The presence of Ken Burns’ father looms large in his son’s latest PBS epic.
But viewers won’t know it.
An unidentified photograph of Lt. Robert Kyle Burns Jr. is the first and last image in “The War,” a 15-hour documentary series about World War II that launches Sept. 23.
Burns hadn’t planned to use the photo, a beloved possession since college. After all, his dad had spoken to him about the war only once before his death in 2001.
But as “War” began taking shape as personal reminiscences of vets from various American towns, Burns decided the image “would be a quiet way to honor my father,” he said.
There is nothing quiet about “War,” however.
Its ear-splitting, raw combat footage is as shocking to the senses as the savage opening scene of D-Day in Steven Spielberg’s acclaimed “Saving Private Ryan.” With one exception: “Those guys (in the film) got up and went to craft services,” Burns said. “My guys don’t get up. They’re dead.”
Seven years and $13 million in the making, “War” is Burns’ 22nd historical documentary – all have been for PBS.
Even with specks of gray in his hair, the 54-year-old Burns occasionally gets carded. He credits his youthful appearance to “excessive worry and travel.” Everything about Burns is excessive, from his evangelical promotion of projects to his inexhaustible work ethic.
PBS’s rain-making poster boy never takes time off. Even at his New Hampshire lake house, he gets itchy after two days. “Fridays, Mondays don’t mean anything to me. I cannot imagine not working.”
It shows. Burns and his producers spoke with more than 600 potential subjects for the seven-episode “War,” winnowing the list to 40 interviews with men and women from places like Mobile, Ala.; Sacramento, Calif.; Waterbury, Conn.; and tiny Luverne, Minn.
Burns wasn’t looking to document another war. Quite the opposite, in fact.
His 1990 masterpiece “The Civil War” – the top-rated limited series in PBS history – “was so wrenching for us, we felt spent. We vowed not to do another war film. Period. End of statement.
“It was too heavy. Too close. We’re emotional archaeologists. We’re not just excavating dates from the past. These are not products or ways to make a living. These are grand obsessions.”
Still, aging vets and/or their children kept pleading with Burns to turn his unique, quintessentially American lens on World War II. He politely declined.
Until the late ’90s, that is, when he read that U.S. vets were dying at the rate of 1,000 per day. Suddenly, Burns felt he couldn’t let their memories die with them.
These aren’t our ancestors, he thought.

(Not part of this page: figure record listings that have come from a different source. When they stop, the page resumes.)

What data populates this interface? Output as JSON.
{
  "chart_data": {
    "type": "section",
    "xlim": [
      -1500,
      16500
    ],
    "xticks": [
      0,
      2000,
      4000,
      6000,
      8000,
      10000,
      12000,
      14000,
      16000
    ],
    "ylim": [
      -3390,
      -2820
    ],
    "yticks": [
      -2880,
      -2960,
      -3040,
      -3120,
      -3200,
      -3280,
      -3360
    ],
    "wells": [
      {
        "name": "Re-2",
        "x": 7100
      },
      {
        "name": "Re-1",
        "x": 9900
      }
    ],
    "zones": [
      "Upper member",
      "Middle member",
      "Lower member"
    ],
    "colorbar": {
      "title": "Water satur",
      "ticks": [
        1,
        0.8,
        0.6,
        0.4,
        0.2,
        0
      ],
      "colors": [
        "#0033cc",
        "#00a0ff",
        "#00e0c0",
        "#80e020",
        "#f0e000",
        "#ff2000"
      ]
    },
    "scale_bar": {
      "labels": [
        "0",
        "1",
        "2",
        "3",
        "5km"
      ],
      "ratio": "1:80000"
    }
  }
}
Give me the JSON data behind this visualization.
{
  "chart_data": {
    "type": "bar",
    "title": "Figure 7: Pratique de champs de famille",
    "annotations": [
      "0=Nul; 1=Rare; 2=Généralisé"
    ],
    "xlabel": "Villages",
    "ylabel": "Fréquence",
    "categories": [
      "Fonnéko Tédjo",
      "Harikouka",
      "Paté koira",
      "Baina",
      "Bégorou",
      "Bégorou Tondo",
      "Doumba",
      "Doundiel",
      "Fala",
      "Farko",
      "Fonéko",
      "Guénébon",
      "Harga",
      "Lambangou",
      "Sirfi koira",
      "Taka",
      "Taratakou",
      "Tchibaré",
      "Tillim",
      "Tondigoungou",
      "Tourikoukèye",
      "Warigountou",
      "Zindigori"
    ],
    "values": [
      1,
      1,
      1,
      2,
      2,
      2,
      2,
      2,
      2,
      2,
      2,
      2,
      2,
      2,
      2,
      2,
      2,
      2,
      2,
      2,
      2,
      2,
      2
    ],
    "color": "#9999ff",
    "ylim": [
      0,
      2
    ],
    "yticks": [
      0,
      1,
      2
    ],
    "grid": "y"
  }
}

These are our fathers, our grandfathers.
Also, it didn’t hurt that his friend Tom Brokaw had blazed the trail with his hugely successful “Greatest Generation” franchise.
Brokaw, an adviser to “War,” “did an amazing service to our country by giving an unusually reticent generation permission to speak,” Burns said. “He probably should be given a medal for that.”
Burns is not so quick to endorse “greatest” laurels. The war “brought out the best and worst in a generation, and blurred the two so they became, at times, almost indistinguishable.”
In January, Hispanic groups attacked Burns – and PBS – for the absence of Hispanics in the series.
Numerous independent filmmakers urged Burns to maintain his own artistic vision and not to bow to outside pressure.
After thinking “long and hard,” Burns added two Hispanic vets and, for good measure, an American Indian. In total, they add 20 to 30 minutes’ length to the film, Burns estimates.
Did Ken cave? No, he simply lives to fight another day.